A substantial part of the intelligentsia in India is against any joint Indo-Pak gathering or gestures like lighting candles at the Wagah border because it sees no difference between the government and the people. Officials have only strengthened the impression. A slow change is taking place in Pakistan but very slow. Still it is for the intelligentsia, which forms public opinion, to decide whether to tar people in Pakistan and the government with the same brush or do something to retrieve them. They do not have even an elected set-up.

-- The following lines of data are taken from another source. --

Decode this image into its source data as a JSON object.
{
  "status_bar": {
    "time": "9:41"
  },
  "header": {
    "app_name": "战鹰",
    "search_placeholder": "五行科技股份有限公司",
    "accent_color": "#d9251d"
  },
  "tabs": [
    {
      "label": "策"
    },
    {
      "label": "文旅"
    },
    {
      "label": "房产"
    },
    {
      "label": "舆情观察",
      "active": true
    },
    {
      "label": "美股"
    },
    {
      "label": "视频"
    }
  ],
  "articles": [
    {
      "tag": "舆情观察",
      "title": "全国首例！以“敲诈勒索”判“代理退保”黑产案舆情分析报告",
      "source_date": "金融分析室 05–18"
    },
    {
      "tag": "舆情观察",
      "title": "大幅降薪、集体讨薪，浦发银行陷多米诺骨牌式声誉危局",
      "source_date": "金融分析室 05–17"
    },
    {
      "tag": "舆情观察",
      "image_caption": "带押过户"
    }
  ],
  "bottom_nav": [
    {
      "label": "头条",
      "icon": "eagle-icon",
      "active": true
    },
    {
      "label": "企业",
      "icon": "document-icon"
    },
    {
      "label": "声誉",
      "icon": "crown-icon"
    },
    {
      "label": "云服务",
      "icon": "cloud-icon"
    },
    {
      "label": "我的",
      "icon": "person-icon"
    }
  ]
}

We should not forget that a long, protracted anti-Pakistan feeling changes into anti-Muslim feelings. This not only puts our society under strain, but poses a challenge to our secular polity, which is still not strong enough to resist all the buffets of communalism. Certain parties and individuals want a Hindu rashtra. Hating Muslims as well as Pakistan is part of their agenda. But that was not the ethos of our national struggle in which people from all religions participated. Nor does it represent our composite culture.

After Partition, Mahatma Gandhi went on fast to make New Delhi pay some Rs 60 crore to Pakistan -- its share from the division of assets. The war in Kashmir was raging at that time and Sardar Patel, then home minister, was deadly opposed to giving the money. But the Mahatma stood by his conviction that Independent India would not violate its moral obligation or the solemn promise given, whatever the price. The money was paid. Of course, this is related to values and norms, which are beyond the comprehension of people dripping with hatred and parochialism.

Pakistan is going to be an intransigent neighbour for a long time to come. India has to learn how to live with such a country. Kashmir is only a symptom, not the disease. The disease is mistrust. This has to be dispelled. Events have meandered to a situation where, even if there is a conflict, there is no settlement; even if no hostility, no harmony and even if there is no war, there is no peace. We have to go beyond this. The lighting of candles may not shatter the darkness but the message of peace never goes to waste. In the land of Gandhi, we should never lose sight of this basic truth.